Every day, the country’s 58 national parks fill with hikers, photographers, and outdoorsy folk of all sorts hoping to take in the sights.
But visitors are rushing to Yosemite National Park to capture a very unusual natural wonder: a glowing waterfall of "fire" that doesn’t actually exist.
For a few days in February each year, a stream of orange, glowing, molten lava seems to stream over the park’s Horsetail Fall. Every night during that time, tourists line up by the hundreds to take in the sight and capture a rare snapshot of the "firefall" in motion.
So what are they actually seeing? It’s really just a trick of the light.
As light from the setting sun strikes the 1,570-foot waterfall at just the right angle, it turns the stream bright orange, and seems to illuminate the cliff face around it for up to 10 minutes.
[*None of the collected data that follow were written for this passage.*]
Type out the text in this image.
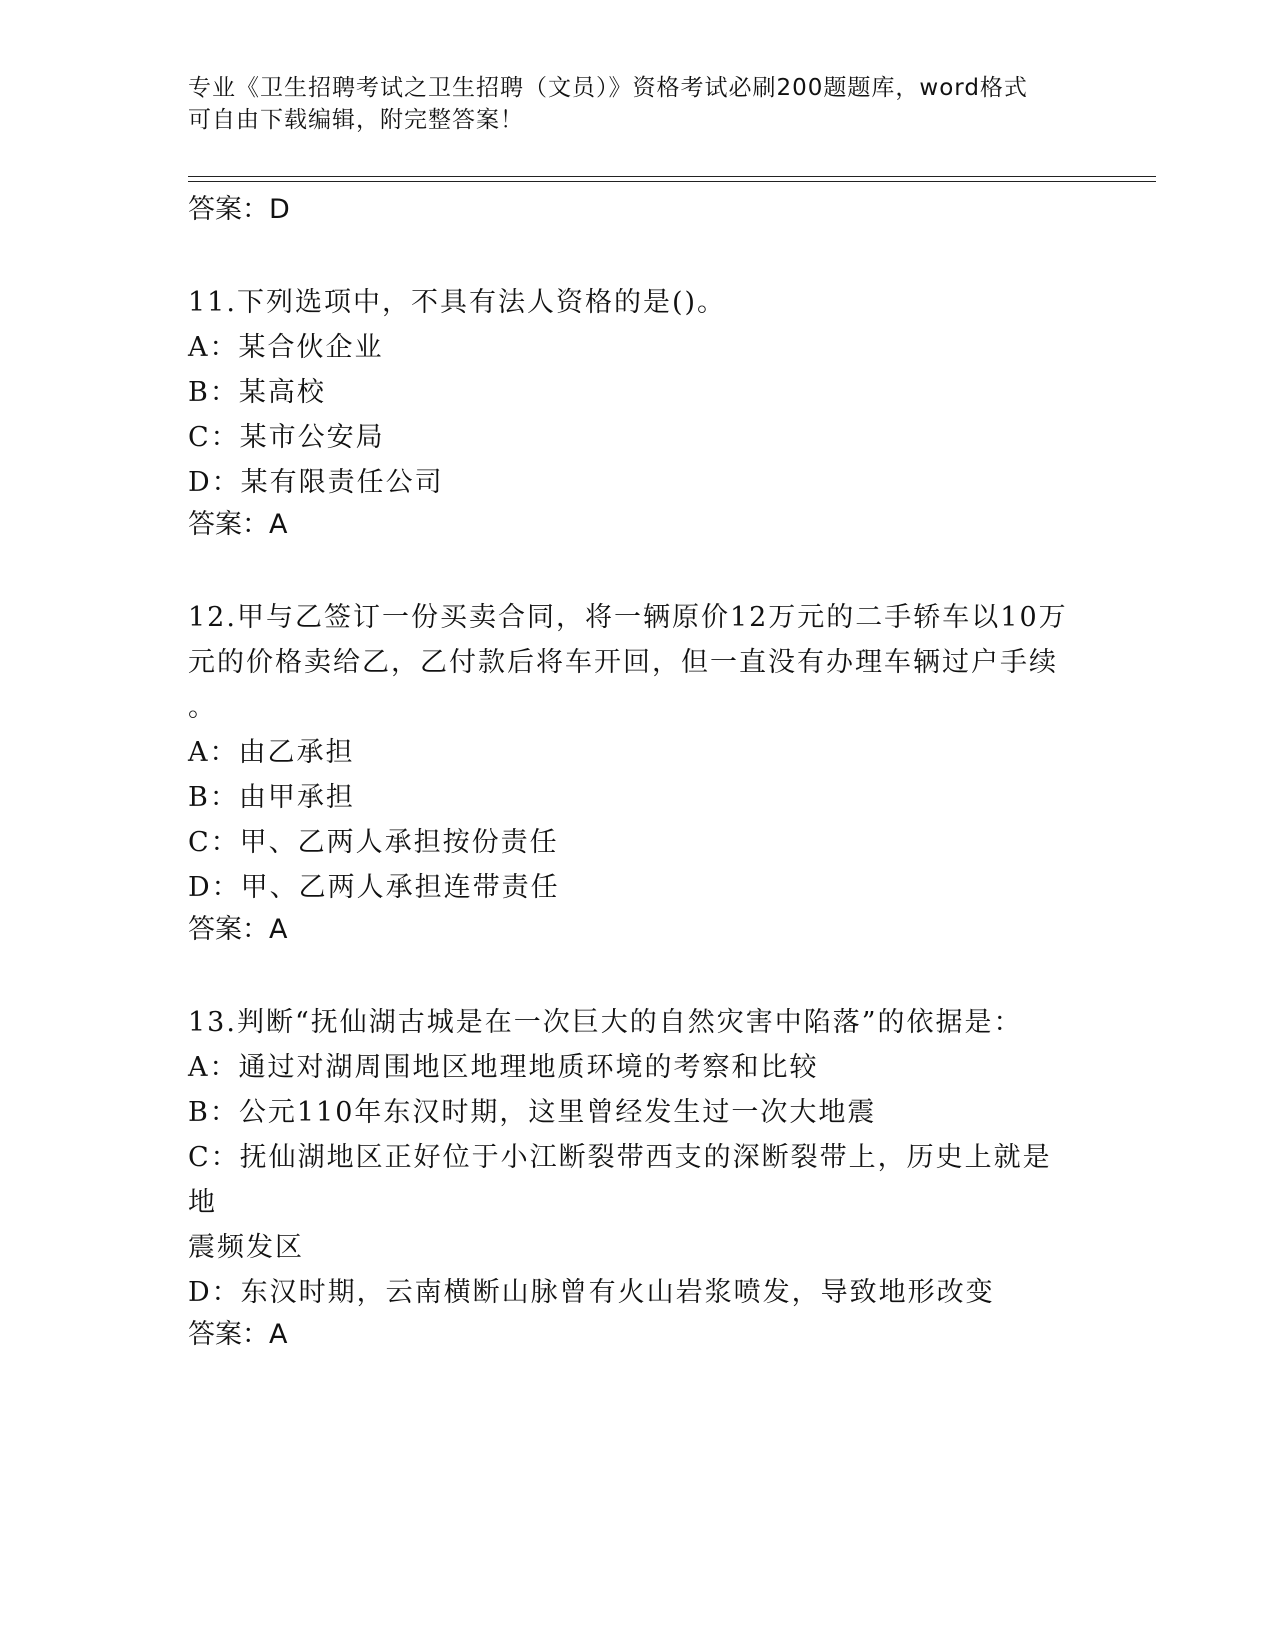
专业《卫生招聘考试之卫生招聘（文员）》资格考试必刷200题题库，word格式
可自由下载编辑，附完整答案！
答案：D
11.下列选项中，不具有法人资格的是()。
A：某合伙企业
B：某高校
C：某市公安局
D：某有限责任公司
答案：A
12.甲与乙签订一份买卖合同，将一辆原价12万元的二手轿车以10万
元的价格卖给乙，乙付款后将车开回，但一直没有办理车辆过户手续
。
A：由乙承担
B：由甲承担
C：甲、乙两人承担按份责任
D：甲、乙两人承担连带责任
答案：A
13.判断“抚仙湖古城是在一次巨大的自然灾害中陷落”的依据是：
A：通过对湖周围地区地理地质环境的考察和比较
B：公元110年东汉时期，这里曾经发生过一次大地震
C：抚仙湖地区正好位于小江断裂带西支的深断裂带上，历史上就是地
震频发区
D：东汉时期，云南横断山脉曾有火山岩浆喷发，导致地形改变
答案：A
The exact look of the firefall depends on weather conditions and the amount of water flowing over Horsetail Fall (during a drought from 2014 to 2016 the firefall disappeared). But visitors who get a good look at the phenomenon agree it’s worth standing in the cold for hours to see.
If you live close to California and want to see the firefall in person, there’s a $35 entrance fee for Yosemite but no other costs or reservations to make. The thing is, space in the viewing area is first come first serve, so plan to get there in the early afternoon.
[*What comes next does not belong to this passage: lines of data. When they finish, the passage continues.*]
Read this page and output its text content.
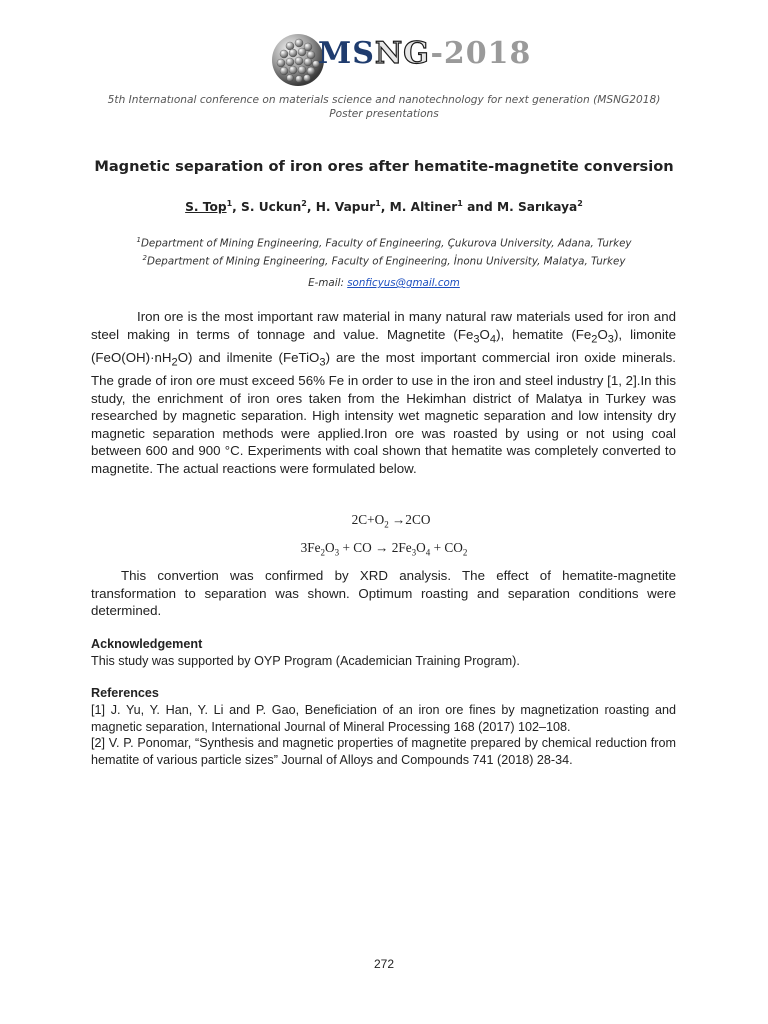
MSNG-2018
5th Internatıonal conference on materials science and nanotechnology for next generation (MSNG2018)
Poster presentations
Magnetic separation of iron ores after hematite-magnetite conversion
S. Top$^1$, S. Uckun$^2$, H. Vapur$^1$, M. Altiner$^1$ and M. Sarıkaya$^2$
$^1$Department of Mining Engineering, Faculty of Engineering, Çukurova University, Adana, Turkey
$^2$Department of Mining Engineering, Faculty of Engineering, İnonu University, Malatya, Turkey
E-mail: sonficyus@gmail.com
Iron ore is the most important raw material in many natural raw materials used for iron and steel making in terms of tonnage and value. Magnetite $(Fe_3O_4)$, hematite $(Fe_2O_3)$, limonite $(FeO(OH)\cdot nH_2O)$ and ilmenite (FeTiO$_3$) are the most important commercial iron oxide minerals. The grade of iron ore must exceed 56% Fe in order to use in the iron and steel industry [1, 2].In this study, the enrichment of iron ores taken from the Hekimhan district of Malatya in Turkey was researched by magnetic separation. High intensity wet magnetic separation and low intensity dry magnetic separation methods were applied.Iron ore was roasted by using or not using coal between 600 and 900 °C. Experiments with coal shown that hematite was completely converted to magnetite. The actual reactions were formulated below.
$2C+O_2 \to 2CO$
$3Fe_2O_3$ + CO → $2Fe_3O_4 + CO_2$
This convertion was confirmed by XRD analysis. The effect of hematite-magnetite transformation to separation was shown. Optimum roasting and separation conditions were determined.
Acknowledgement
This study was supported by OYP Program (Academician Training Program).
References

[1] J. Yu, Y. Han, Y. Li and P. Gao, Beneficiation of an iron ore fines by magnetization roasting and magnetic separation, International Journal of Mineral Processing 168 (2017) 102–108.

[2] V. P. Ponomar, “Synthesis and magnetic properties of magnetite prepared by chemical reduction from hematite of various particle sizes” Journal of Alloys and Compounds 741 (2018) 28-34.

272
It’s a mile’s walk from the Yosemite Falls Parking Area to the spectating area, so be sure to bring comfy footwear and warm clothes.
Horsetail Fall glistens in the setting sun at @YosemiteNPS creating a lava like effect known as #firefall for the viewers below. This was, without a doubt, one of the coolest sights I've ever been lucky enough to witness. pic.twitter.com/YYPZB5rzHC— Brady Kenniston (@TheFavoritist) February 19, 2019
And, of course, there’s no guarantee Yosemite will put on a good show for you, even after all that time and effort.
The nightly event is expected to stay visible until February 24.